Die nächsten größeren Städte sind im Uhrzeigersinn beginnend im Westen: Eilenburg (27 Kilometer, weiter bis nach Leipzig 50 Kilometer), Bad Düben (28), Bad Schmiedeberg (22, weiter bis zur Lutherstadt Wittenberg 45), Herzberg (23), Bad Liebenwerda (28) und Riesa (37).
Stadtgliederung
Die Stadt gliedert sich in die Kernstadt sowie die Ortsteile:
Klima
Die durchschnittlich Lufttemperatur in Torgau beträgt 10,7 °C, der jährliche Niederschlag 541 Millimeter.
Geschichte
- Stich von Matthäus Merian um 1650
- Torgau aus nordwestlicher Richtung
- Schloss Hartenfels aus Nordwesten
Die Anfänge bis zur Leipziger Teilung
Erste urkundliche Erwähnung fand der Ort unter dem Namen Torgove in einem Dokument aus dem Jahr 973. Wann der Ort eine Stadt wurde, ist nicht datiert. Zumindest aus dem Jahr 1267 findet sich eine Notiz, die von der Stadt Torgau spricht.

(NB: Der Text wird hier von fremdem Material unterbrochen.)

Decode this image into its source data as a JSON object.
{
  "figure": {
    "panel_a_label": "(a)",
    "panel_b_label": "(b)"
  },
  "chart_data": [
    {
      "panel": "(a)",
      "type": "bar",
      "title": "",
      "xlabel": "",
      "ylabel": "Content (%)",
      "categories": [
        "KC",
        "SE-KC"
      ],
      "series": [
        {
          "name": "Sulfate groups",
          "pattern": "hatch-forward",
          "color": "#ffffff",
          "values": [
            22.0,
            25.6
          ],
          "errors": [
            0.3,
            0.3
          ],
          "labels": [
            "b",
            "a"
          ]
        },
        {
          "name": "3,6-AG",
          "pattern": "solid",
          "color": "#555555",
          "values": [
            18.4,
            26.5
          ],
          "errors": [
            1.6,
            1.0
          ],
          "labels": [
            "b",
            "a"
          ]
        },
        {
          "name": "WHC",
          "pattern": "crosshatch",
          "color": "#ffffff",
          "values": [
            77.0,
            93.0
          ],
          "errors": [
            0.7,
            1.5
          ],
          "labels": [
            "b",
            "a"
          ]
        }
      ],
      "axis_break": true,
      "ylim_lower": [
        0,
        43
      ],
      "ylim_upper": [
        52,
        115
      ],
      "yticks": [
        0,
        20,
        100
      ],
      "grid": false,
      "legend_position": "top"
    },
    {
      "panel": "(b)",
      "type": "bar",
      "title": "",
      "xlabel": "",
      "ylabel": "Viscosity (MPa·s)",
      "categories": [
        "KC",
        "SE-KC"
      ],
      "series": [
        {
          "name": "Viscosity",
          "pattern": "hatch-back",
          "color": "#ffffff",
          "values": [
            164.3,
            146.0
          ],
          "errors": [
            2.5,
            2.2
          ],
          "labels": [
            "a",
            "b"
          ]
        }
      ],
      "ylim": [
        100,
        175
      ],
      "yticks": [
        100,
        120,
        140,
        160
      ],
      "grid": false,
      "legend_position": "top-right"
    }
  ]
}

1344 erfolgte die Ersterwähnung der Bürgerwehr Die Geharnischten im Städtebund Torgau, Oschatz und Grimma, die in der Wurzener Fehde 1542 Berühmtheit erlangte.
1485 fand die Leipziger Teilung zwischen den Brüdern Ernst und Albrecht statt.
Herkunft und Bedeutung des Namens der Stadt
Im Laufe der Jahre variierten die Schreibweisen des Namens von Torgau im Unterschied zu vielen anderen Ortsnamen nur geringfügig.[4] In zahlreichen Urkunden und Akten steht zum Beispiel:
- 973 Turguo
- 1004 Torgua, Turgua
- 1119 Thurgovve, es wird ein mercatus (mercatus ist Handel, Markt, Messe)[5] genannt.
- 1181 Thurugowe
- 1204 Ein Adelsgeschlecht nennt sich nach der Stadt, von Torgau
- 1234 Torgowe
- 1243 Turgowe
- 1350 Turggo, civitas Turgow (civitas ist Bürgerrecht oder Bürgerschaft)
- 1406 Thurgaw, Turgaw, Torgau
- seit 1791 wird Torgau wie in der Gegenwart geschrieben und gesprochen.
Der Name ist altsorbischer Herkunft; „torg“ bedeutet Markt (vgl. obersorbisch torhošćo). Torgow ist also ein Marktort.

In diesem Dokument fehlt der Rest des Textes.